Risk came off on Monday as stocks retreated, and yields declined a bit more in the wake of the US ISM manufacturing PMI on Friday. European shares are tracking lower this morning again with the FTSE 100 down another third of a percent to test the 7,600 support.

The DAX also slipped a quarter of a per cent to trade below 17,700. Wall Street dipped a touch after hitting record highs on Friday. The dollar is a tad firmer, oil rejected the move higher to retest its 200-day SMA. Bitcoin fell sharply after reaching an all-time high. Apple declined 2.5%, taking its YTD drop to almost 6% after it was fined €1.8bn by the EU.

On a (Sausage) Roll

In London, Gregg's shares advanced as the company pledged to up its dividend and open even more stores. Total sales were up a fifth in 2023, whilst LFL sales in company-managed shops were up 13.7% year-on-year.

Underlying profit before tax excluding exceptional income was up 13.1% to £167.7 million. The dividend was raised by 5% to 62p. Greggs is the ultimate trade-down, the ultimate recession-proof dining-out option.

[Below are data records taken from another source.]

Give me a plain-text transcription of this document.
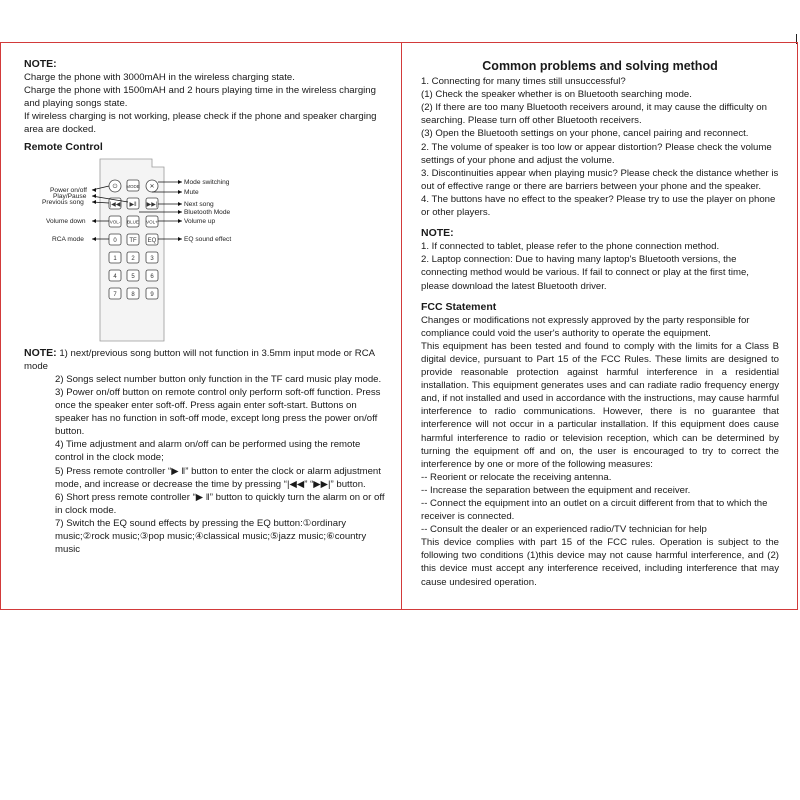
NOTE:

Charge the phone with 3000mAH in the wireless charging state.

Charge the phone with 1500mAH and 2 hours playing time in the wireless charging and playing songs state.

If wireless charging is not working, please check if the phone and speaker charging area are docked.

Remote Control
⏻ MODE ✕
|◀◀ ▶‖ ▶▶|
VOL- BLUE VOL+
0 TF EQ
1 2	3
4 5	6
7 8	9
Power on/off
Play/Pause
Previous song
Volume down
RCA mode
Mode switching
Mute
Next song
Bluetooth Mode
Volume up
EQ sound effect

NOTE: 1) next/previous song button will not function in 3.5mm input mode or RCA mode

2) Songs select number button only function in the TF card music play mode.

3) Power on/off button on remote control only perform soft-off function. Press once the speaker enter soft-off. Press again enter soft-start. Buttons on speaker has no function in soft-off mode, except long press the power on/off button.

4) Time adjustment and alarm on/off can be performed using the remote control in the clock mode;

5) Press remote controller “▶ ‖” button to enter the clock or alarm adjustment mode, and increase or decrease the time by pressing “|◀◀” “▶▶|” button.

6) Short press remote controller “▶ ‖” button to quickly turn the alarm on or off in clock mode.

7) Switch the EQ sound effects by pressing the EQ button:①ordinary music;②rock music;③pop music;④classical music;⑤jazz music;⑥country music

Common problems and solving method

1. Connecting for many times still unsuccessful?

(1) Check the speaker whether is on Bluetooth searching mode.

(2) If there are too many Bluetooth receivers around, it may cause the difficulty on searching. Please turn off other Bluetooth receivers.

(3) Open the Bluetooth settings on your phone, cancel pairing and reconnect.

2. The volume of speaker is too low or appear distortion? Please check the volume settings of your phone and adjust the volume.

3. Discontinuities appear when playing music? Please check the distance whether is out of effective range or there are barriers between your phone and the speaker.

4. The buttons have no effect to the speaker? Please try to use the player on phone or other players.

NOTE:

1. If connected to tablet, please refer to the phone connection method.

2. Laptop connection: Due to having many laptop's Bluetooth versions, the connecting method would be various. If fail to connect or play at the first time, please download the latest Bluetooth driver.

FCC Statement

Changes or modifications not expressly approved by the party responsible for compliance could void the user's authority to operate the equipment.

This equipment has been tested and found to comply with the limits for a Class B digital device, pursuant to Part 15 of the FCC Rules. These limits are designed to provide reasonable protection against harmful interference in a residential installation. This equipment generates uses and can radiate radio frequency energy and, if not installed and used in accordance with the instructions, may cause harmful interference to radio communications. However, there is no guarantee that interference will not occur in a particular installation. If this equipment does cause harmful interference to radio or television reception, which can be determined by turning the equipment off and on, the user is encouraged to try to correct the interference by one or more of the following measures:

-- Reorient or relocate the receiving antenna.

-- Increase the separation between the equipment and receiver.

-- Connect the equipment into an outlet on a circuit different from that to which the receiver is connected.

-- Consult the dealer or an experienced radio/TV technician for help

This device complies with part 15 of the FCC rules. Operation is subject to the following two conditions (1)this device may not cause harmful interference, and (2) this device must accept any interference received, including interference that may cause undesired operation.
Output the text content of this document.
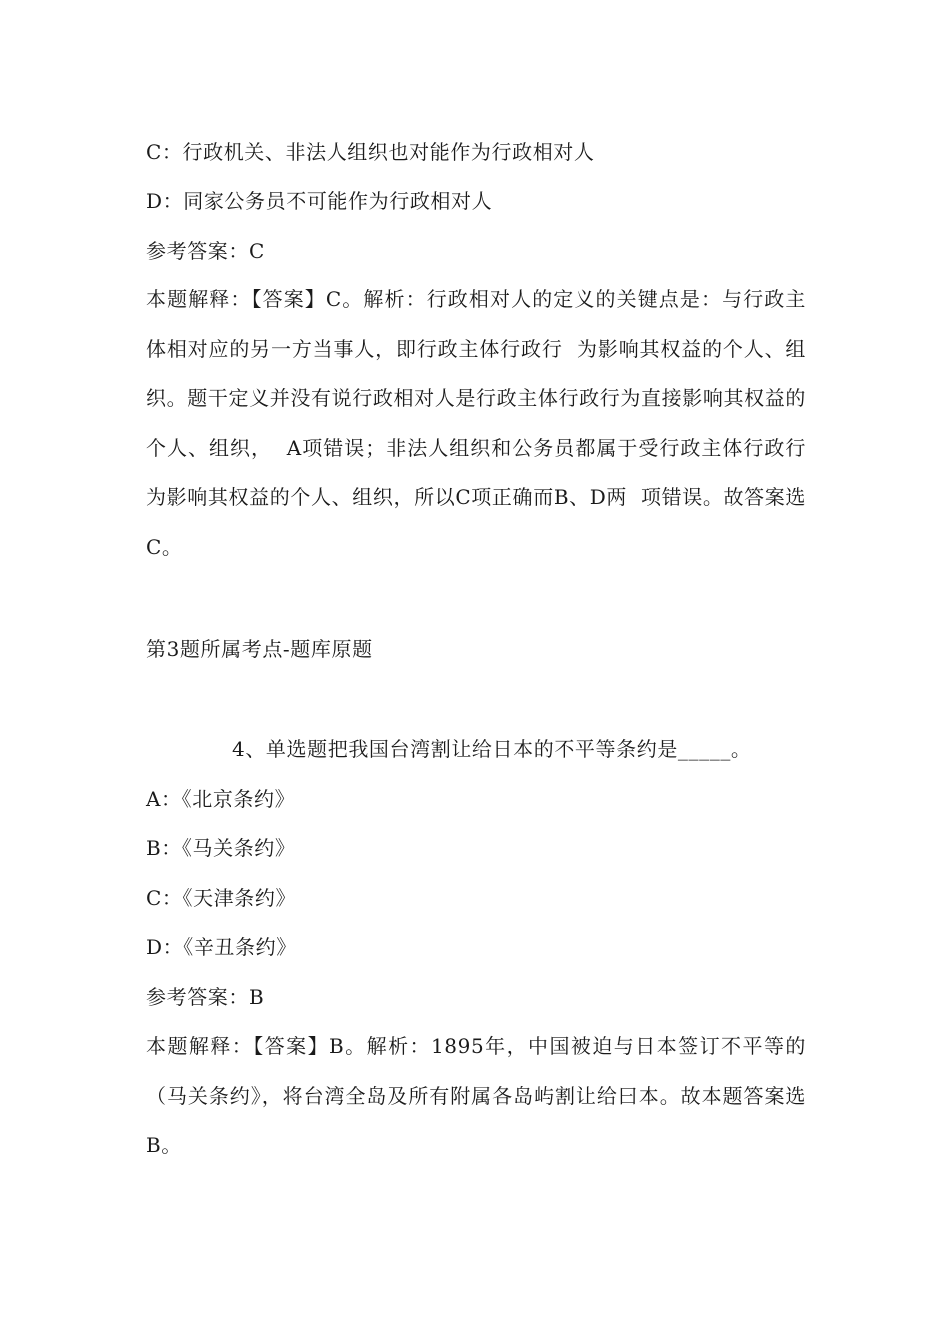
C：行政机关、非法人组织也对能作为行政相对人
D：同家公务员不可能作为行政相对人
参考答案：C
本题解释：【答案】C。解析：行政相对人的定义的关键点是：与行政主体相对应的另一方当事人，即行政主体行政行  为影响其权益的个人、组织。题干定义并没有说行政相对人是行政主体行政行为直接影响其权益的个人、组织，  A项错误；非法人组织和公务员都属于受行政主体行政行为影响其权益的个人、组织，所以C项正确而B、D两  项错误。故答案选C。
第3题所属考点-题库原题
4、单选题把我国台湾割让给日本的不平等条约是_____。
A：《北京条约》
B：《马关条约》
C：《天津条约》
D：《辛丑条约》
参考答案：B
本题解释：【答案】B。解析：1895年，中国被迫与日本签订不平等的（马关条约》，将台湾全岛及所有附属各岛屿割让给曰本。故本题答案选B。
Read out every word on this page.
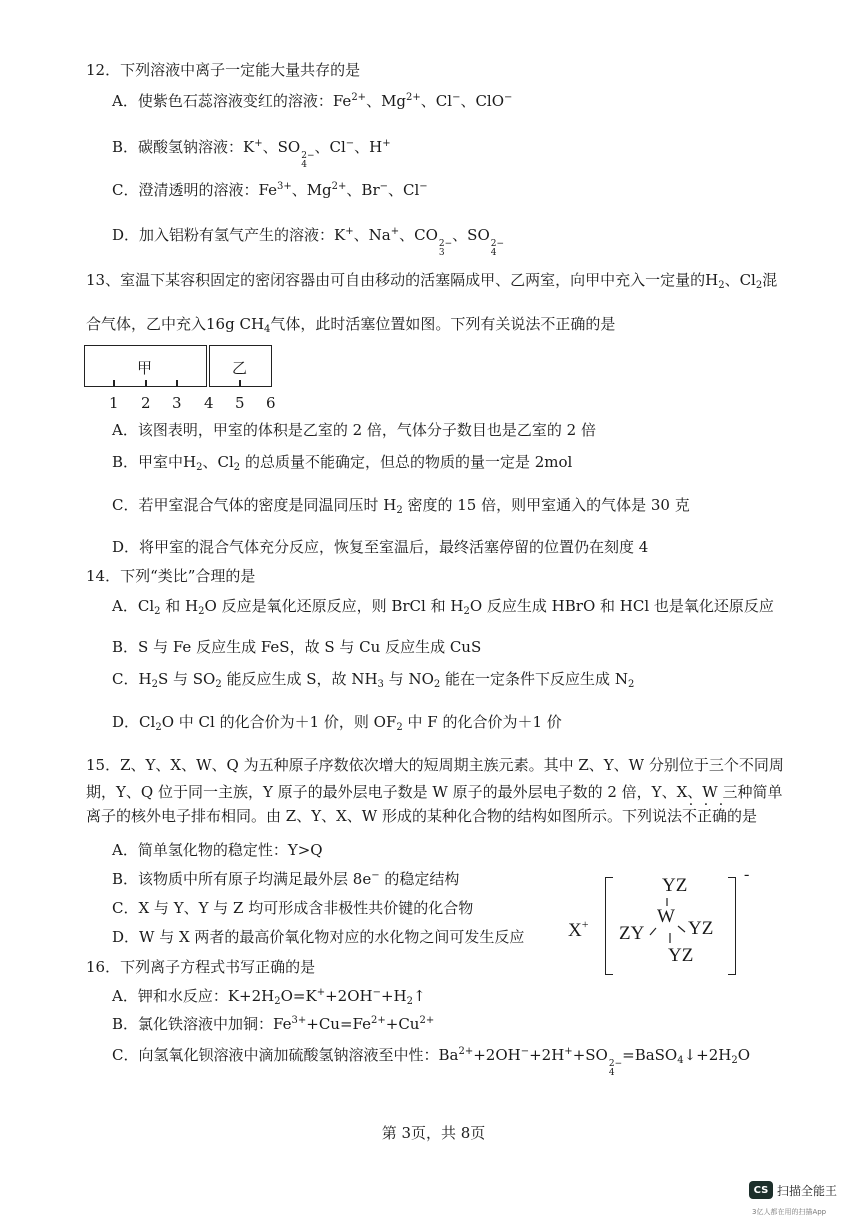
12．下列溶液中离子一定能大量共存的是
A．使紫色石蕊溶液变红的溶液：$Fe^{2+}$、$Mg^{2+}$、Cl−、ClO−
B．碳酸氢钠溶液：K+、SO 2−
4
、Cl−、H+
C．澄清透明的溶液：$Fe^{3+}$、$Mg^{2+}$、Br−、Cl−
D．加入铝粉有氢气产生的溶液：K+、Na+、CO 2−
3
、SO 2−
4
13、室温下某容积固定的密闭容器由可自由移动的活塞隔成甲、乙两室，向甲中充入一定量的$H_2$、$Cl_2$混
合气体，乙中充入16g $CH_4$气体，此时活塞位置如图。下列有关说法不正确的是
甲	乙
1 2 3 4 5 6
A．该图表明，甲室的体积是乙室的 2 倍，气体分子数目也是乙室的 2 倍
B．甲室中$H_2$、$Cl_2$ 的总质量不能确定，但总的物质的量一定是 2mol
C．若甲室混合气体的密度是同温同压时 $H_2$ 密度的 15 倍，则甲室通入的气体是 30 克
D．将甲室的混合气体充分反应，恢复至室温后，最终活塞停留的位置仍在刻度 4
14．下列“类比”合理的是
A．$Cl_2$ 和 $H_2O$ 反应是氧化还原反应，则 BrCl 和 $H_2O$ 反应生成 HBrO 和 HCl 也是氧化还原反应
B．S 与 Fe 反应生成 FeS，故 S 与 Cu 反应生成 CuS
C．$H_2S$ 与 $SO_2$ 能反应生成 S，故 $NH_3$ 与 $NO_2$ 能在一定条件下反应生成 $N_2$
D．$Cl_2O$ 中 Cl 的化合价为＋1 价，则 $OF_2$ 中 F 的化合价为＋1 价
15．Z、Y、X、W、Q 为五种原子序数依次增大的短周期主族元素。其中 Z、Y、W 分别位于三个不同周
期，Y、Q 位于同一主族，Y 原子的最外层电子数是 W 原子的最外层电子数的 2 倍，Y、X、W 三种简单
离子的核外电子排布相同。由 Z、Y、X、W 形成的某种化合物的结构如图所示。下列说法不正确的是
A．简单氢化物的稳定性：Y>Q
B．该物质中所有原子均满足最外层 8e− 的稳定结构
C．X 与 Y、Y 与 Z 均可形成含非极性共价键的化合物
D．W 与 X 两者的最高价氧化物对应的水化物之间可发生反应 X+
-
YZ
ZY
W
YZ
YZ
16．下列离子方程式书写正确的是
A．钾和水反应：$K+2H_2O=K^++2OH^-+H_2↑$
B．氯化铁溶液中加铜：$Fe^{3+}+Cu=Fe^{2+}+Cu^{2+}$
C．向氢氧化钡溶液中滴加硫酸氢钠溶液至中性：$Ba^{2+}+2OH^-+2H^++SO$ 2−
4
$=BaSO_4↓+2H_2O$
第 3页，共 8页
CS 扫描全能王
3亿人都在用的扫描App
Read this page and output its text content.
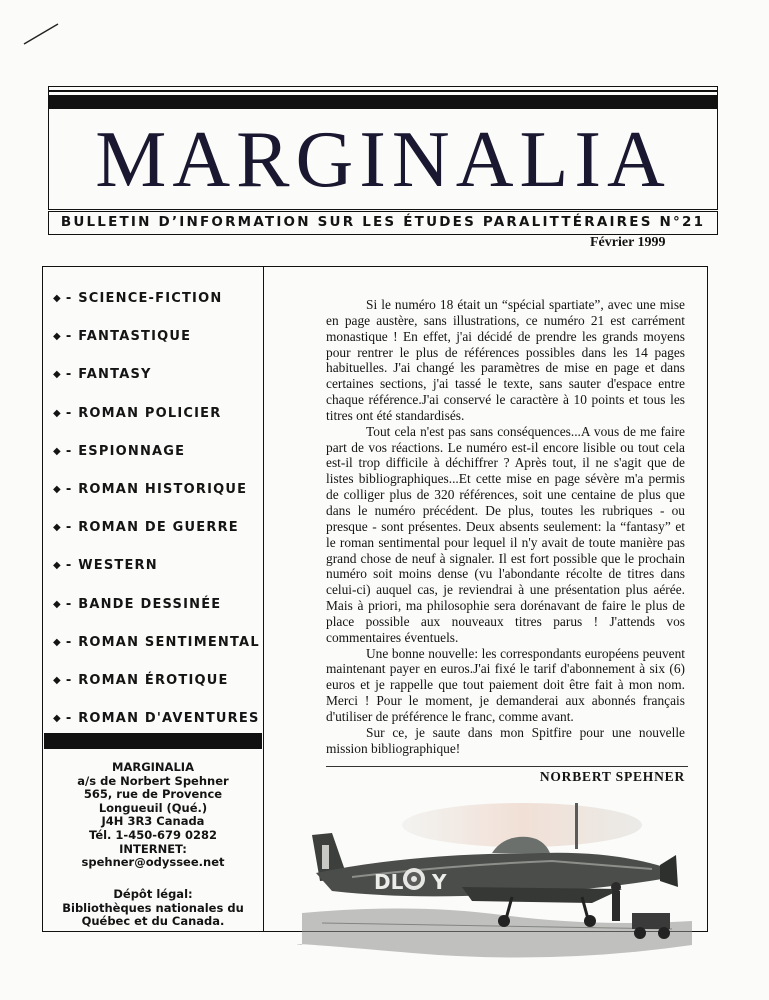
MARGINALIA
BULLETIN D’INFORMATION SUR LES ÉTUDES PARALITTÉRAIRES N°21
Février 1999
◆ - SCIENCE-FICTION
◆ - FANTASTIQUE
◆ - FANTASY
◆ - ROMAN POLICIER
◆ - ESPIONNAGE
◆ - ROMAN HISTORIQUE
◆ - ROMAN DE GUERRE
◆ - WESTERN
◆ - BANDE DESSINÉE
◆ - ROMAN SENTIMENTAL
◆ - ROMAN ÉROTIQUE
◆ - ROMAN D'AVENTURES
MARGINALIA
a/s de Norbert Spehner
565, rue de Provence
Longueuil (Qué.)
J4H 3R3 Canada
Tél. 1-450-679 0282
INTERNET:
spehner@odyssee.net
Dépôt légal:
Bibliothèques nationales du
Québec et du Canada.

Si le numéro 18 était un “spécial spartiate”, avec une mise en page austère, sans illustrations, ce numéro 21 est carrément monastique ! En effet, j'ai décidé de prendre les grands moyens pour rentrer le plus de références possibles dans les 14 pages habituelles. J'ai changé les paramètres de mise en page et dans certaines sections, j'ai tassé le texte, sans sauter d'espace entre chaque référence.J'ai conservé le caractère à 10 points et tous les titres ont été standardisés.

Tout cela n'est pas sans conséquences...A vous de me faire part de vos réactions. Le numéro est-il encore lisible ou tout cela est-il trop difficile à déchiffrer ? Après tout, il ne s'agit que de listes bibliographiques...Et cette mise en page sévère m'a permis de colliger plus de 320 références, soit une centaine de plus que dans le numéro précédent. De plus, toutes les rubriques - ou presque - sont présentes. Deux absents seulement: la “fantasy” et le roman sentimental pour lequel il n'y avait de toute manière pas grand chose de neuf à signaler. Il est fort possible que le prochain numéro soit moins dense (vu l'abondante récolte de titres dans celui-ci) auquel cas, je reviendrai à une présentation plus aérée. Mais à priori, ma philosophie sera dorénavant de faire le plus de place possible aux nouveaux titres parus ! J'attends vos commentaires éventuels.

Une bonne nouvelle: les correspondants européens peuvent maintenant payer en euros.J'ai fixé le tarif d'abonnement à six (6) euros et je rappelle que tout paiement doit être fait à mon nom. Merci ! Pour le moment, je demanderai aux abonnés français d'utiliser de préférence le franc, comme avant.

Sur ce, je saute dans mon Spitfire pour une nouvelle mission bibliographique!

NORBERT SPEHNER
DL Y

UK Rental Market Recovering

Foxtons says the London rental market is getting back to normal. Record rent increases amid short supply helped the estate agent offset a torrid time for homebuyers, but market conditions are settling down now. Lettings revenues rose 16%, whilst sales income declined 14%; total revenues rose 5% for the full year 2023, with operating profit +2%. Shares ticked a tad lower.

Another Tech Firm Bites the Dust

Spirent shares shot to the top, rising 58%, after it accepted a £1bn bid to go private. US communications equipment maker Viavi said it would buy Spirent for 172.5p per share, representing a 61% premium to Monday’s closing price.

The move just adds to the sense that the shallow waters of the London market are not enough for tech firms to thrive. There is a lot for the Chancellor to consider ahead of tomorrow’s Budget if he is serious about support for the London market and the city in general.

Scrapping the 0.5% stamp duty reserve tax would be a start; but a pro-growth, pro-investment regime change is really what’s required.

The Dragon in the Room

China set a 2024 growth target of “around 5%” and will boost defence spending by 7.2%...that growth figure may be ambitious, with a lower fiscal deficit also being set: where stimulus? But the worry is the military spending; the ultimate Thucydides Trap, the aphoristic belief that bedevils the outlook and stratagems of the US in its dealing with China.

The trap is that it’s ultimately self-fulfilling; like the sleepwalkers who took us into the Great War, a belief in a pre-ordained, inevitable war between the rising power and the incumbent. For those not in the know, a Thucydides Trap is when an emerging power threatens established power - leading to conflict.

The increase in spending is the biggest in five years. China also officially dropped mention of "peaceful reunification" with Taiwan in a government paper, apparently hardening its position. Meanwhile AMD has been barred from selling an AI chip it had made specifically for China – the US Commerce Department blocked it saying it’s still too powerful.

Trump says he will introduce more tariffs on China should he win in November. And it’s reported today there is some alarm in Westminster at a British university working with scientists with links to the Chinese armed forces.